THIS Christmas, we’re once again mired in a national debate about hybrid working: is your New Year resolution to go back to the office, or is Santa bringing you a better headset for staying at home?
There is something irrevocably in-person about Christmas. God might have been watching us all on Zoom from time immemorial, but, at Christmas, he got off his proverbial cloud to incarnate as a tiny baby, while cattle lowed, angels sang, and visitors arrived with presents. Is there anything we could glean from the Christmas message to be our guiding star on this thorny topic?
On either side, the arguments line up: staying at home can be better for work-life balance, for those who struggle to travel, and for introverts, while offices are better for trainees, for those without suitable space at home, and for extroverts.
Those who debate this don’t tend to talk about power, but, of course, it’s the powerful who can choose which location they prefer; everyone else has to fit in with them. So, if you’re setting the tone, the culture, and the policy where you are, how might you think about it more broadly?
I WOULD like to start with chess. Like twins, chess is one of the go-to topics for academic research, because it’s so easy to parameterise. It’s an obvious subject for AI, too, because many programmers love chess. There is no shortage of research on every kind of chess scenario imaginable, from blitz chess to blindfold chess, and from in-person chess to chess played against a computer.
And, because it’s a sedentary activity, it is highly susceptible to brain-scanning. So, we know in quite a lot of detail what someone is up to when they are playing chess in a wide variety of environments. I wondered whether MRI scans showed the same kind of memory retrieval in humans that we have programmed into chess-playing AI, particularly when a person is playing very fast chess intuitively at speed. TL;DR?
Yes, if you are playing a computer. No, if you are playing a person. This is because, if you’re playing a person, you’re not playing chess, you’re playing them; and that means that your clever brain is not just data-mining internally, it’s trying hard to pick up every signal it can from the other person: their posture, mood, body language, and any unconscious or subconscious piece of data available through human consciousness and intuition. This is because you want to beat that person, not the game.
Unsurprisingly, this is also what researchers have found about Zoom. We’re not tired after a day of online meetings because we’re overstimulated; we’re tired because we’re bored. It turns out that we simply use more of our brains in an in-person environment.
It is too early to tell whether prolonged exposure to online environments on the scale that we’ve recently experienced will have any effect on general brain health, but, at a time when we’re suddenly waking up to the yawning gap that AI may create in terms of learning loss in our young people, being more analogue than digital next year might be an important act of virtue.

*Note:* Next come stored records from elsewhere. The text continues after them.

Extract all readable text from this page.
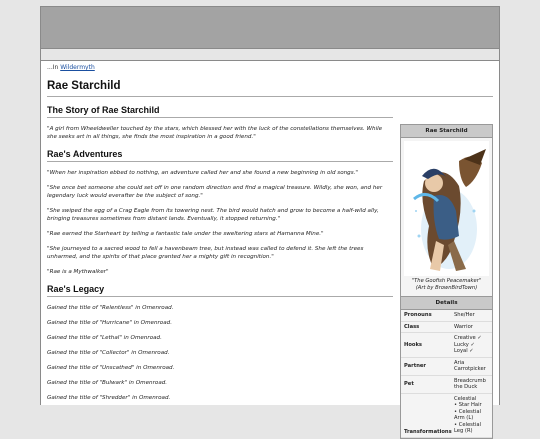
...In Wildermyth
Rae Starchild
The Story of Rae Starchild

"A girl from Wheeldweller touched by the stars, which blessed her with the luck of the constellations themselves. While she seeks art in all things, she finds the most inspiration in a good friend."

Rae's Adventures

"When her inspiration ebbed to nothing, an adventure called her and she found a new beginning in old songs."

"She once bet someone she could set off in one random direction and find a magical treasure. Wildly, she won, and her legendary luck would everafter be the subject of song."

"She swiped the egg of a Crag Eagle from its towering nest. The bird would hatch and grow to become a half-wild ally, bringing treasures sometimes from distant lands. Eventually, it stopped returning."

"Rae earned the Starheart by telling a fantastic tale under the sweltering stars at Hamanna Mine."

"She journeyed to a sacred wood to fell a havenbeam tree, but instead was called to defend it. She left the trees unharmed, and the spirits of that place granted her a mighty gift in recognition."

"Rae is a Mythwalker"

Rae's Legacy

Gained the title of "Relentless" in Omenroad.

Gained the title of "Hurricane" in Omenroad.

Gained the title of "Lethal" in Omenroad.

Gained the title of "Collector" in Omenroad.

Gained the title of "Unscathed" in Omenroad.

Gained the title of "Bulwark" in Omenroad.

Gained the title of "Shredder" in Omenroad.

Rae Starchild
"The Goofish Peacemaker"
(Art by BrownBirdTown)
Details
Pronouns	She/Her
Class	Warrior
Hooks
Creative ✓
Lucky ✓
Loyal ✓
Partner
Aria
Carrotpicker
Pet
Breadcrumb
the Duck
Transformations
Celestial
• Star Hair
• Celestial
Arm (L)
• Celestial
Leg (R)
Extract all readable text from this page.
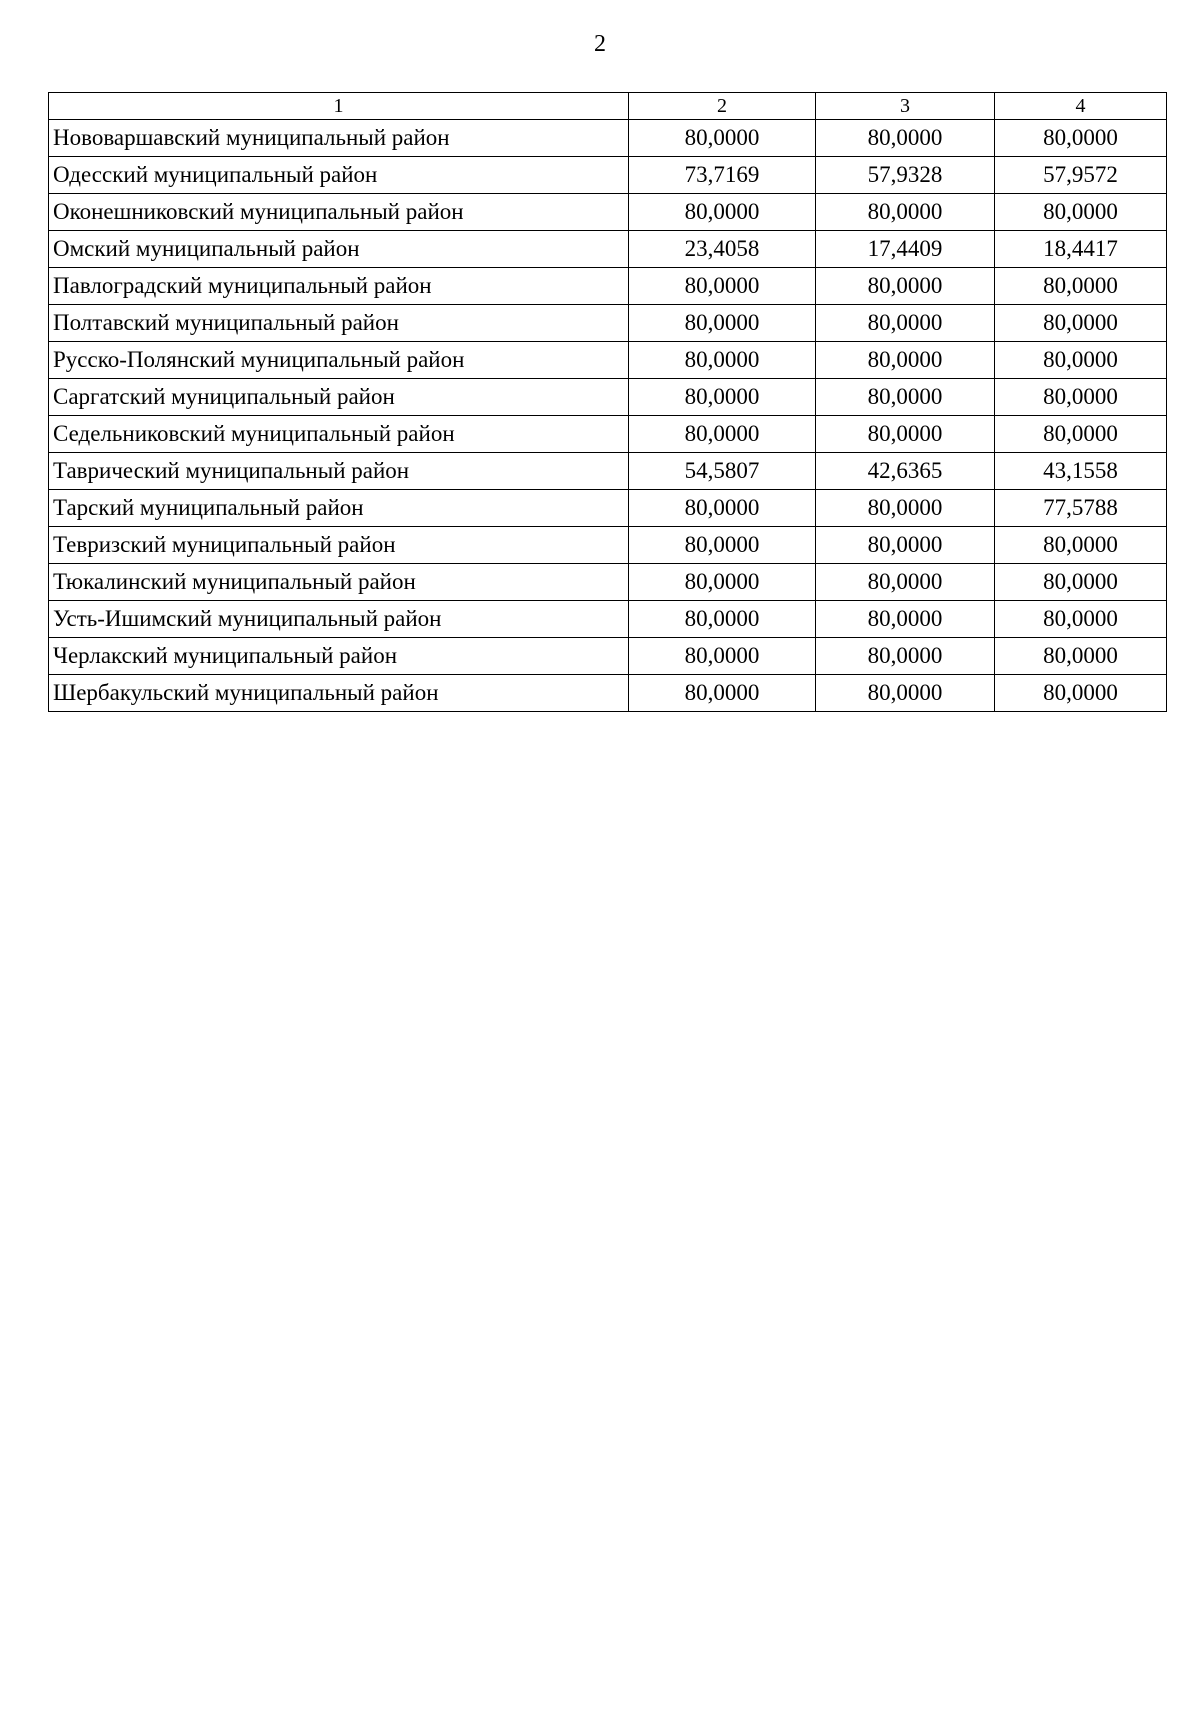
2
1	2	3	4
Нововаршавский муниципальный район	80,0000	80,0000	80,0000
Одесский муниципальный район	73,7169	57,9328	57,9572
Оконешниковский муниципальный район	80,0000	80,0000	80,0000
Омский муниципальный район	23,4058	17,4409	18,4417
Павлоградский муниципальный район	80,0000	80,0000	80,0000
Полтавский муниципальный район	80,0000	80,0000	80,0000
Русско-Полянский муниципальный район	80,0000	80,0000	80,0000
Саргатский муниципальный район	80,0000	80,0000	80,0000
Седельниковский муниципальный район	80,0000	80,0000	80,0000
Таврический муниципальный район	54,5807	42,6365	43,1558
Тарский муниципальный район	80,0000	80,0000	77,5788
Тевризский муниципальный район	80,0000	80,0000	80,0000
Тюкалинский муниципальный район	80,0000	80,0000	80,0000
Усть-Ишимский муниципальный район	80,0000	80,0000	80,0000
Черлакский муниципальный район	80,0000	80,0000	80,0000
Шербакульский муниципальный район	80,0000	80,0000	80,0000
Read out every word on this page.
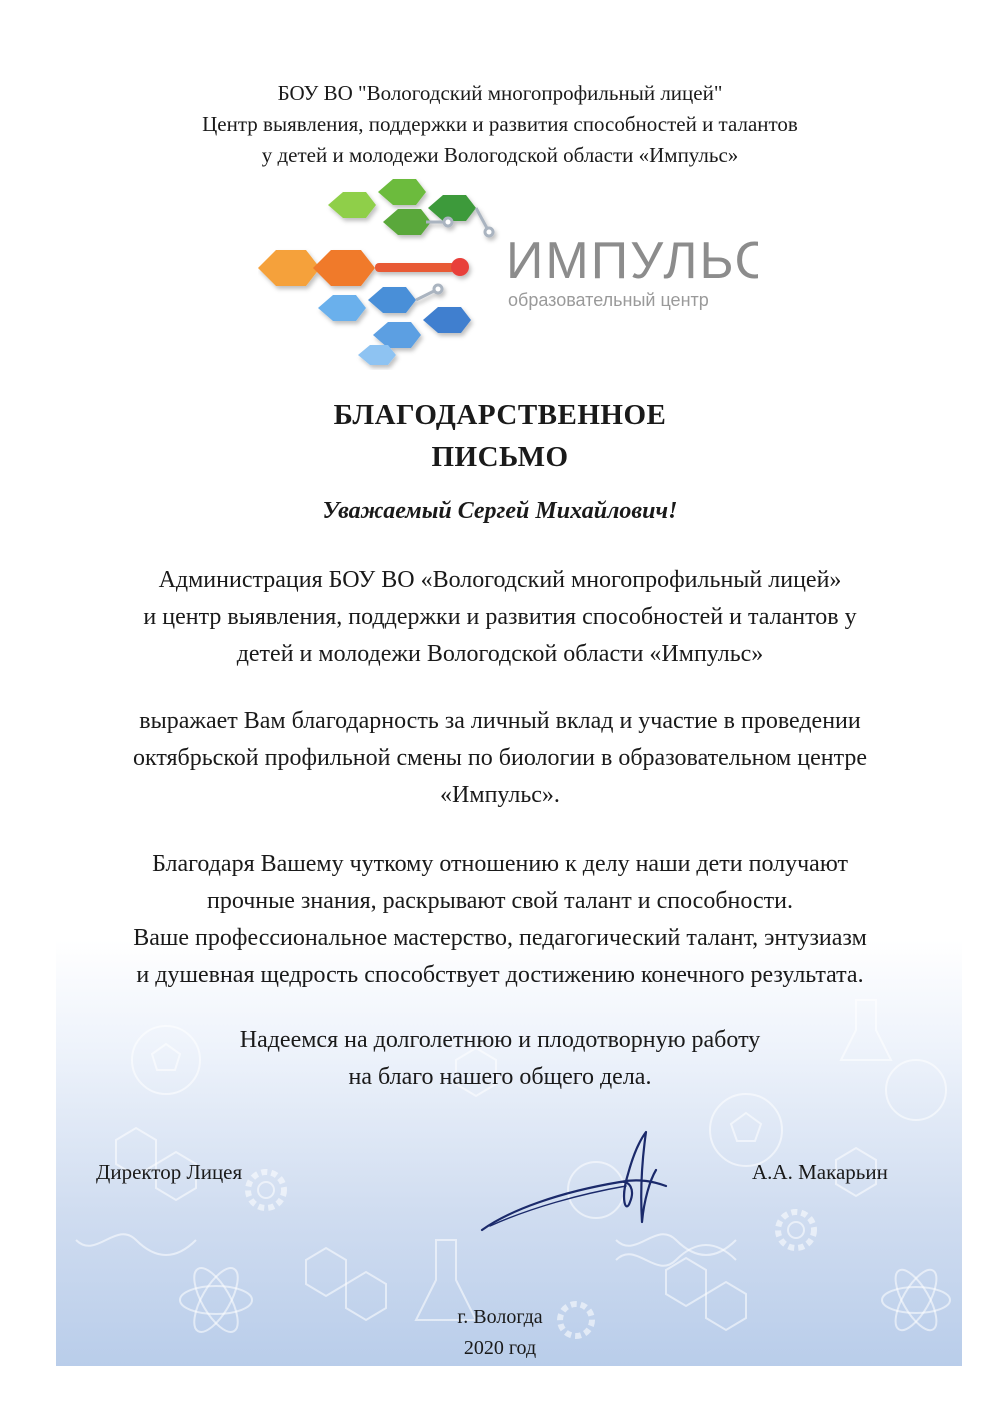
БОУ ВО "Вологодский многопрофильный лицей"
Центр выявления, поддержки и развития способностей и талантов
у детей и молодежи Вологодской области «Импульс»
ИМПУЛЬС
образовательный центр
БЛАГОДАРСТВЕННОЕ
ПИСЬМО
Уважаемый Сергей Михайлович!
Администрация БОУ ВО «Вологодский многопрофильный лицей»
и центр выявления, поддержки и развития способностей и талантов у
детей и молодежи Вологодской области «Импульс»
выражает Вам благодарность за личный вклад и участие в проведении
октябрьской профильной смены по биологии в образовательном центре
«Импульс».
Благодаря Вашему чуткому отношению к делу наши дети получают
прочные знания, раскрывают свой талант и способности.
Ваше профессиональное мастерство, педагогический талант, энтузиазм
и душевная щедрость способствует достижению конечного результата.
Надеемся на долголетнюю и плодотворную работу
на благо нашего общего дела.
Директор Лицея	А.А. Макарьин
г. Вологда
2020 год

It may require some generosity, though, on the part of those who like staying tucked up at home, able to switch colleagues off when they are annoying. So, let me give you my top reasons on why those for whom it’s feasible should try to go in at least a couple of days a week.
FIRST, the selfish reasons. If you’re never in the office, it becomes far easier to make the case for outsourcing you to an even more virtual cost-saving party of some real or artificial kind, particularly if you’ve not been able to build up the kind of in-person relationships that would make decision-makers think twice about upsetting you.
And it’s harder to convince others of your all-round excellence if they only ever see you in set-piece meetings online. That’s the reason we prefer to hire on in-person interview, not just on paperwork, because we trust people more when we’ve met them, and have completed the intuitive full-body scan that can take place only between two conscious humans together in the same room.
Second, the altruistic reasons. Colleagues learn their trade from watching those who are more experienced in action. Encountering leadership only on Zoom is a bit like hoping to learn to ride a bike through a computer simulation.
If AI is set to wipe out a lot of office jobs, career survival and progression will depend on an ability to pick up the nuance in how more senior people read culture and power, how they intervene and make decisions, and how they conduct themselves in the full range of situations. These kinds of behaviour are so very subtle that the best chance of learning them is through old-fashioned in-person apprenticeship and mentoring.
Finally, God gave you a body, and chose to become incarnate in a body like yours. It is a holy vessel. Being made in God’s image is about you in 3D; so, being truly human means using your embodiment to the fullest extent of which you are capable: mind, body, and spirit.
Dr Eve Poole writes on theology, economics, and leadership. Her latest book, Robot Souls: Programming in humanity, is published by Routledge (Books, 3 September).